Nederlandse grootbanken hebben de afgelopen jaren veel achtergestelde schuld geplaatst om daarmee hun verliesabsorberend vermogen te vergroten. Dat meldt De Nederlandsche Bank. Sinds medio 2012 is bijna €13 miljard aan achtergestelde schuld geplaatst.
Achtergestelde schuld aantrekkelijk voor Nederlandse grootbanken
Door verbeterde marktomstandigheden en veranderende Europese regels is de uitgifte van achtergestelde voor banken een aantrekkelijke wijze geworden om hun verliesabsorberend vermogen te vergroten. Achtergestelde schuldhouders vangen bij faillissement namelijk verliezen op vóór reguliere schuldhouders, maar na aandeelhouders. Vooral sinds medio 2012 is er veel achtergestelde schuld geplaatst. Rabobank haalde €6,0 miljard op, ING €4,1 miljard en ABN AMRO €2,8 miljard.

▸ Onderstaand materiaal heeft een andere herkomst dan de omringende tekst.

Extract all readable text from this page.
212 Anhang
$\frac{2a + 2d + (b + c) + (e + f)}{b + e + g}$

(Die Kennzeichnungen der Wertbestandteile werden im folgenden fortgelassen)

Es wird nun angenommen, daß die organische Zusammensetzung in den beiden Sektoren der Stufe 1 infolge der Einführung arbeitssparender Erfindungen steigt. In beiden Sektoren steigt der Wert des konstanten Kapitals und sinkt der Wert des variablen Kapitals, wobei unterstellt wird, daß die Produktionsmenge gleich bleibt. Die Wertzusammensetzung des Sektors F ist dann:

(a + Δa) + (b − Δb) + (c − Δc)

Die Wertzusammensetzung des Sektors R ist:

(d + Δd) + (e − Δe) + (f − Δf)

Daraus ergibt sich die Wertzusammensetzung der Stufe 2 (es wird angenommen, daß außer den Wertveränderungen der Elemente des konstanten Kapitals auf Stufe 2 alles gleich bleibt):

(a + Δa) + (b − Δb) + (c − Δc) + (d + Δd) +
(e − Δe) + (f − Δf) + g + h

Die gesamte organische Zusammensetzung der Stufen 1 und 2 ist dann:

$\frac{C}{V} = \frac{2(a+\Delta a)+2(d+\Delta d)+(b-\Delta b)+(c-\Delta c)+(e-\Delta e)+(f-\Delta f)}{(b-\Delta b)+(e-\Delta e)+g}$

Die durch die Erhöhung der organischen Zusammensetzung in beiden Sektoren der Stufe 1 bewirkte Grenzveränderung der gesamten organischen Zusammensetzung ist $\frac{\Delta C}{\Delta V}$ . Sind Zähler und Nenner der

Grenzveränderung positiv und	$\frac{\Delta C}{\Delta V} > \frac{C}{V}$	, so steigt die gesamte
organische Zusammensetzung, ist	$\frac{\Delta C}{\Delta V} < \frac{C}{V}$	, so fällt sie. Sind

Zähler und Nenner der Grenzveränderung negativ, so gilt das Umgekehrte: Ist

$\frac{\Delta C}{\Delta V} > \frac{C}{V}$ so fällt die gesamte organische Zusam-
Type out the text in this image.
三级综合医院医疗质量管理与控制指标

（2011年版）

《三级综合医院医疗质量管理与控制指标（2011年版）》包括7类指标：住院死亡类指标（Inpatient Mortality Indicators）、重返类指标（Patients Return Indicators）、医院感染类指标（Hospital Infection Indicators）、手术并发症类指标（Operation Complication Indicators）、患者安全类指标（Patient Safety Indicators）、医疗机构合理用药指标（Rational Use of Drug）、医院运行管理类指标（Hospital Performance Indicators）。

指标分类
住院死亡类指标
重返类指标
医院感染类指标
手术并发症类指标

Grote behoefte aan achtergestelde schuld
De toename van de uitgifte van achtergestelde schuld is een gevolg van een combinatie van een lagere risicopremie op achtergestelde obligaties, strengere kapitaaleisen voor banken en het nieuwe Europese mechanisme waardoor beleggers moeten mee betalen bij het falen van een bank.
Vanaf 2019 gelden nieuwe kapitaalregels die strengere eisen stellen aan de kwaliteit van achtergestelde schuld. Omdat de schuld die nu uitstaat vaak niet aan deze nieuwe eisen voldoet, moeten banken nieuwe instrumenten uitgeven of huidige instrumenten omzetten, aldus de DNB.
Door de introductie van bail-in delen beleggers voortaan mee in de verliezen van een falende bank. Hierdoor stijgt de risicoperceptie onder dit type beleggers. Door meer achtergestelde schuld aan te houden, kunnen systeembanken de relatief grote groep reguliere schuldhouders, de zogenoemde senior ongedekte schuldhouders, beschermen. Volgens DNB geven meerdere Nederlandse grootbanken aan hiermee bezig te zijn.